Mechanical Properties of Sustainable Foam Lightweight Soil at Varying Curing Temperatures and Its Early-Stage Quality Control

Sustainable foam lightweight soil (FLS) with the introduction of solid waste-based binders and dredged mud has shown high engineering and environmental value in expressway reconstruction and extension projects. Accelerated testing through high-temperature curing is considered a crucial method for early-stage assessment of sustainable FLS construction quality. This study aims to explore the curing temperature effect on the strength development of the FLS with different mix proportions and the applicability of accelerated curing method. Strength tests were first conducted on kaolin clay-based FLS with three wet densities and three water contents under different curing temperatures ( T ), and the strength of the dredged mud-based FLS was also tested to broaden the applicability. Results indicate that higher T and increased wet density significantly enhance the strength of clay-based FLS at any curing age, while higher water content reduces it. The wet density and water content of the proposed FLS recommended in this study considering the strength and lightweight requirements are 800 kg/m 3 and 100%, respectively.
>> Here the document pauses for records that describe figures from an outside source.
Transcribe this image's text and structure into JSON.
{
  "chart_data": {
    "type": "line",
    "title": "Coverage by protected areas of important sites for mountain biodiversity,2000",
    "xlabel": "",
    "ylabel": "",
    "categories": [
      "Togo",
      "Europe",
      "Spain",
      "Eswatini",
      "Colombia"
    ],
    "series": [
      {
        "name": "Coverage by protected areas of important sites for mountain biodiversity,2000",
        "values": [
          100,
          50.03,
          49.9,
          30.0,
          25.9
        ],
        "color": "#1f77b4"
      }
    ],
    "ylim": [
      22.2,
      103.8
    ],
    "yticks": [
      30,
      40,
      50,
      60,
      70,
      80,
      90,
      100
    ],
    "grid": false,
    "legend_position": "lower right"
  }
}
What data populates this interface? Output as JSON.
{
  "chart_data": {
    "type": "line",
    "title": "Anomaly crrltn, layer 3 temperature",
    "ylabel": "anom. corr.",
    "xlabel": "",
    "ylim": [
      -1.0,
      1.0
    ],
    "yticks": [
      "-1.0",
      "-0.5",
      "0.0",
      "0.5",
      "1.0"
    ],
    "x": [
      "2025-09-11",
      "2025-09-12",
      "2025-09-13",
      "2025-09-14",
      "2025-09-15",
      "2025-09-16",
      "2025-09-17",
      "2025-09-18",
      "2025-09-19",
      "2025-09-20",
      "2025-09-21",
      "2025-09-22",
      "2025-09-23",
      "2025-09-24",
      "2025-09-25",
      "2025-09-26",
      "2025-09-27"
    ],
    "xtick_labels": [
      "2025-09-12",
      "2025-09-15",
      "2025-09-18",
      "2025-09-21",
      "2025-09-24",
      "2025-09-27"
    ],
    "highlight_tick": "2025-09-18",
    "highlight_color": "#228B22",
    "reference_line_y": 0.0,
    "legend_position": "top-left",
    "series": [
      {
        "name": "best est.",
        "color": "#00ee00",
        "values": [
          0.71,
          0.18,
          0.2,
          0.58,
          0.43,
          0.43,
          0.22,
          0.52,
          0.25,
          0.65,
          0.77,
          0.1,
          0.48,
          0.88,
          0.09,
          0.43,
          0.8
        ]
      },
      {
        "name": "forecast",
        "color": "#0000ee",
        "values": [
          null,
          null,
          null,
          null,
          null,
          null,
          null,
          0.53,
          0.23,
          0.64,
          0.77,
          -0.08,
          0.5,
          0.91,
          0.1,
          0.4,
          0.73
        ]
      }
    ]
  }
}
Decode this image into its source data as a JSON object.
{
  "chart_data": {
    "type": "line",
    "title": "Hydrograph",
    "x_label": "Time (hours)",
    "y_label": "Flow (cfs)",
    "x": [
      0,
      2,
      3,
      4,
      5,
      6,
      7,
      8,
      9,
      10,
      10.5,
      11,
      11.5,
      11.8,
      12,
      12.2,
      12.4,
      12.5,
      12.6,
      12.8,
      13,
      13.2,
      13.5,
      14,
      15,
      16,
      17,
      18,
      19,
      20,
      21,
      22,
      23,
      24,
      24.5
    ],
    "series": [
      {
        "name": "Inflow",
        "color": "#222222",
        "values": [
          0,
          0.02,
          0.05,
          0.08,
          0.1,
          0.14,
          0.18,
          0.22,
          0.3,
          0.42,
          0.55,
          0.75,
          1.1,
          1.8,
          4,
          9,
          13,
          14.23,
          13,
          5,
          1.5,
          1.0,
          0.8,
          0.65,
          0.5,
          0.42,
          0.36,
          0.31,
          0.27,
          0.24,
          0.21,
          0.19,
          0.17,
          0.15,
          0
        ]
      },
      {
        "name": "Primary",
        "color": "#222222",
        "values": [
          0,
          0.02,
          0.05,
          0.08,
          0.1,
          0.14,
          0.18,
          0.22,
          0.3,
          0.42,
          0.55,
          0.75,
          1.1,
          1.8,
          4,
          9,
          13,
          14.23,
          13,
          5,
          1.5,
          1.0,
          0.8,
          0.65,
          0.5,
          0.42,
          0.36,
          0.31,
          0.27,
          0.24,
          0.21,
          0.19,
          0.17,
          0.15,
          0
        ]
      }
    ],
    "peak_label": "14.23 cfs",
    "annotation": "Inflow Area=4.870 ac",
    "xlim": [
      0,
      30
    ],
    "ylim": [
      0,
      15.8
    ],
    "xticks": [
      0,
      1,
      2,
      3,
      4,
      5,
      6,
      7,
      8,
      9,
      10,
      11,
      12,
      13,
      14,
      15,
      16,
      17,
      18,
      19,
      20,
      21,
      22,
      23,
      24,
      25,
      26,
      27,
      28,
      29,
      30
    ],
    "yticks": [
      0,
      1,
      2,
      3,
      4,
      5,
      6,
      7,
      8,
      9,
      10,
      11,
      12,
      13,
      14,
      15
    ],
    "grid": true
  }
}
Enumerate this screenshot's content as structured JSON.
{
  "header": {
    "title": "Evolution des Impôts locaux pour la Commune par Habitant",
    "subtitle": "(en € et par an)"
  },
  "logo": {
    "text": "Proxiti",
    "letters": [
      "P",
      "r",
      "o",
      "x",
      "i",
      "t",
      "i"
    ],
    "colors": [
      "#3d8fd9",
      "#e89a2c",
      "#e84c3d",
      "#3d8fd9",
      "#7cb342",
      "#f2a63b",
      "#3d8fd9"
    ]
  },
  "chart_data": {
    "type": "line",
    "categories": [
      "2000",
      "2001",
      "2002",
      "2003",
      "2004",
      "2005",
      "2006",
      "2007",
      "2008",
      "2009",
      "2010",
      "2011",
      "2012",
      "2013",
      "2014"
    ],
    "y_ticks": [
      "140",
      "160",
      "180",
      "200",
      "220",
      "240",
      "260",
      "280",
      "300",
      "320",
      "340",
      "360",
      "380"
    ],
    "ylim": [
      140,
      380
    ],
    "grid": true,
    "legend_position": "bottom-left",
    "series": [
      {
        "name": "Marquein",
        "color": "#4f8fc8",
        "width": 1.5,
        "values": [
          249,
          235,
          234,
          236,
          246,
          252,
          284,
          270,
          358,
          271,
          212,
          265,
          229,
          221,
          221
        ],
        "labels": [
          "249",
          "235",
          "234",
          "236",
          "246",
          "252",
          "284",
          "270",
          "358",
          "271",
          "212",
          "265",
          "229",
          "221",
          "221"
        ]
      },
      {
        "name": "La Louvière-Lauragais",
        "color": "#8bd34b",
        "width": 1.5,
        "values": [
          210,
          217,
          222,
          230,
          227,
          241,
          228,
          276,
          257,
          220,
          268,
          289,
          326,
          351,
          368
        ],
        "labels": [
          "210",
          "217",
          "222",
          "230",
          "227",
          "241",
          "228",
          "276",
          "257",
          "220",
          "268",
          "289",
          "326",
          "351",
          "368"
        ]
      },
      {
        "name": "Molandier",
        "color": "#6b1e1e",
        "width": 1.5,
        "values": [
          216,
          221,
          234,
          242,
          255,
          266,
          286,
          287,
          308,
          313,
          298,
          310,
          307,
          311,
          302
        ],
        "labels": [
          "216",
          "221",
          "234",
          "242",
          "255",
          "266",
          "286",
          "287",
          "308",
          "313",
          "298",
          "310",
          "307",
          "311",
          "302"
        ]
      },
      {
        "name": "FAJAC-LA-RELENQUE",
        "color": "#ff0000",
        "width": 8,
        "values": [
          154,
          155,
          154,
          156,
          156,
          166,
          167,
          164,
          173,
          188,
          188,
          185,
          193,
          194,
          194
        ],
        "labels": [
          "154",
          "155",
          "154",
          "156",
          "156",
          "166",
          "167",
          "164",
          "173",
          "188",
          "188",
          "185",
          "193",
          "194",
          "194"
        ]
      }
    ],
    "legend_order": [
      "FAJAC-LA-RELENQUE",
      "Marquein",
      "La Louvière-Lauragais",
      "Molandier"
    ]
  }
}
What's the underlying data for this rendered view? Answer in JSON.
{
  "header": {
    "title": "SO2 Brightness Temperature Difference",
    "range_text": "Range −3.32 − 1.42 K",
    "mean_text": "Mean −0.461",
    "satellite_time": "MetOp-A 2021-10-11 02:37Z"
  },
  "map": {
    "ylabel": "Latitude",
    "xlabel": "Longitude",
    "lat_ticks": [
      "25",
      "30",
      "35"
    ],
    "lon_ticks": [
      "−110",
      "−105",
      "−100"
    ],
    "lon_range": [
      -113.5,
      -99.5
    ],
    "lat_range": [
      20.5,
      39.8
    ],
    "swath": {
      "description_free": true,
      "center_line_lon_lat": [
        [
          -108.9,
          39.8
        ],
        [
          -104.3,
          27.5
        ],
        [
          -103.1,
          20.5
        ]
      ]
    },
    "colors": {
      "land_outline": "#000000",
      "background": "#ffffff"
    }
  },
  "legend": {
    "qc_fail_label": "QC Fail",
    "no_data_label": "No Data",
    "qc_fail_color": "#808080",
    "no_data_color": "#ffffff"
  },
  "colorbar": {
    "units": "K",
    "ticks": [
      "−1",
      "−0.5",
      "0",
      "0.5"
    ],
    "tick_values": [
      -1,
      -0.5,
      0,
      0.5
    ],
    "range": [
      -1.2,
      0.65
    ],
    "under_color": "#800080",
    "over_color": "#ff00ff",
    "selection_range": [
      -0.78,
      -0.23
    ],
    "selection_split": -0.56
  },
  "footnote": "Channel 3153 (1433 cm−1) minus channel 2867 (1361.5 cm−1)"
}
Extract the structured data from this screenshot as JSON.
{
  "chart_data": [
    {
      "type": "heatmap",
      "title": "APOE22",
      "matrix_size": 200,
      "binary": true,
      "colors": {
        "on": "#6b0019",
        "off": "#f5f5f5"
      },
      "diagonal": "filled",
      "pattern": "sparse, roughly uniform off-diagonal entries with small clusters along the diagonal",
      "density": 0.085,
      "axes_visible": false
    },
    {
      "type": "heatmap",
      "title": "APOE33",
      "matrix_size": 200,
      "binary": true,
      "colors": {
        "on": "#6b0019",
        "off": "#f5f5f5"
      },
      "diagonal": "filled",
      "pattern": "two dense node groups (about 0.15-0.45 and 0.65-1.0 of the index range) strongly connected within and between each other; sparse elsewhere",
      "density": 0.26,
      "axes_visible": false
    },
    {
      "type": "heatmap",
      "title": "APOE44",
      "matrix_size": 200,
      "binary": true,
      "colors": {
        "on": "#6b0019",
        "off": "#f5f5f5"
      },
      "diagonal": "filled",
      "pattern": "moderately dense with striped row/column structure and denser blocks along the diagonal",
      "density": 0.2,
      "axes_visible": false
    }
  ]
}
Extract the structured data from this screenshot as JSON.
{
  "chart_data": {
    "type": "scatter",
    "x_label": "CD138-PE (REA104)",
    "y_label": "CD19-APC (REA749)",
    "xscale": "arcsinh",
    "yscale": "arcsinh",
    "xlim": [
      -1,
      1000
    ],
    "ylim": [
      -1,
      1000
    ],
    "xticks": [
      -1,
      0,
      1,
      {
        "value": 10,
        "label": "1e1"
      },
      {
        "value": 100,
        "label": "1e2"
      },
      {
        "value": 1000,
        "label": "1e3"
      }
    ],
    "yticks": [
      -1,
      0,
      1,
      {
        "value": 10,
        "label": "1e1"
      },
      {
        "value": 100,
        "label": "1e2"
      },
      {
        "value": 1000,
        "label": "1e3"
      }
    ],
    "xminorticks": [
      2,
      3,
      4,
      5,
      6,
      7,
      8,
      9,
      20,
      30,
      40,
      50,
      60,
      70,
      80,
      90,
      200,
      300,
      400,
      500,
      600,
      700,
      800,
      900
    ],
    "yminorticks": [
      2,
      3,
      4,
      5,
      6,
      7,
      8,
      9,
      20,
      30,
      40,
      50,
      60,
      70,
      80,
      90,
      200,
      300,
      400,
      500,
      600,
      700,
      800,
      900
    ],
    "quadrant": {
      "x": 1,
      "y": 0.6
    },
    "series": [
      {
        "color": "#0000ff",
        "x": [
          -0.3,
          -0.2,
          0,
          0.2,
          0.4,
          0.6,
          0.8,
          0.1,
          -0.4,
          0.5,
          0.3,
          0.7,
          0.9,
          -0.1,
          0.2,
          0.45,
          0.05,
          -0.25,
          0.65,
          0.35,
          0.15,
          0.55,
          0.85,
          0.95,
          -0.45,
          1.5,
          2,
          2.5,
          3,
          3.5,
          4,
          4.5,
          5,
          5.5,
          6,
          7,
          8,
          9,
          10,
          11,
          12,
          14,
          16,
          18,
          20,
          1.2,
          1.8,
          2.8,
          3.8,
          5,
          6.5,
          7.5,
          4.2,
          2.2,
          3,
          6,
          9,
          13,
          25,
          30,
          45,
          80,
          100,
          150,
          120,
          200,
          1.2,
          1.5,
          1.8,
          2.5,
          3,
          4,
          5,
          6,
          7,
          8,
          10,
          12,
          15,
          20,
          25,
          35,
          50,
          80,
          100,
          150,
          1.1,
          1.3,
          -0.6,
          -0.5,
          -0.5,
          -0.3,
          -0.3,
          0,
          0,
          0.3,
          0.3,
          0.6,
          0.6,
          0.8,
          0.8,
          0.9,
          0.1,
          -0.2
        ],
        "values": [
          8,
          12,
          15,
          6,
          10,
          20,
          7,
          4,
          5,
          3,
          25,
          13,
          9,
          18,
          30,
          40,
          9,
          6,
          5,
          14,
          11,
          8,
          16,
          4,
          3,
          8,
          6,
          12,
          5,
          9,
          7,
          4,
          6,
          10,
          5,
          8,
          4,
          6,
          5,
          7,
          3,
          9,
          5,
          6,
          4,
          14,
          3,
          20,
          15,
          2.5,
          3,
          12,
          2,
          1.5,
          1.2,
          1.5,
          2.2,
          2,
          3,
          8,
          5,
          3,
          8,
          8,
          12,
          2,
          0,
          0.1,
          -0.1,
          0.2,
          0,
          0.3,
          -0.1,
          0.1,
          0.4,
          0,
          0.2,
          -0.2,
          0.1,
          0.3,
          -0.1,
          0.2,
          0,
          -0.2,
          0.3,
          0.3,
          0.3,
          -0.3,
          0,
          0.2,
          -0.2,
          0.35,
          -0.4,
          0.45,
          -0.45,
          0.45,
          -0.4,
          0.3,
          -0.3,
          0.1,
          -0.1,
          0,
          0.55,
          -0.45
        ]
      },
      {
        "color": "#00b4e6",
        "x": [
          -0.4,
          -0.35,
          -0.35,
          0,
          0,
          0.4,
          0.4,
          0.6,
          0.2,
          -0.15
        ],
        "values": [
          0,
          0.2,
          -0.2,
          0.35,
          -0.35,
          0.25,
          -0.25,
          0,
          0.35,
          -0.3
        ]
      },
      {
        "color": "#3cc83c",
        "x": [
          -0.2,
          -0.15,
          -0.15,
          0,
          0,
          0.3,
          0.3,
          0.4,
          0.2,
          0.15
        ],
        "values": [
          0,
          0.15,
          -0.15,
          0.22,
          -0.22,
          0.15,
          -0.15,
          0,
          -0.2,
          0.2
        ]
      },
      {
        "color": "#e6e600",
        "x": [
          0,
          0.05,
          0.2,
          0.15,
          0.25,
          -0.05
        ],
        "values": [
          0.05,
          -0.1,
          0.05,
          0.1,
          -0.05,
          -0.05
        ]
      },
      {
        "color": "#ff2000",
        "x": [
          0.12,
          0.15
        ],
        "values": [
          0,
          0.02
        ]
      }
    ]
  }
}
Moreover, the effectiveness of the accelerated aging method for clay-based FLS is demonstrated by the fact that no dramatic strength loss occurs due to foam expansion and collapse at elevated T of up to 50 °C. On this basis, a strength prediction model based on the concept of activation energy is proposed for both kaolin clay-based and dredged mud-based FLS considering the temperature effect. Changes in wet density have a minimal impact on model parameters, but variations in soil type and water content require updating these parameters to ensure prediction accuracy. Finally, an early quality control method is introduced for applying the sustainable FLS in field projects.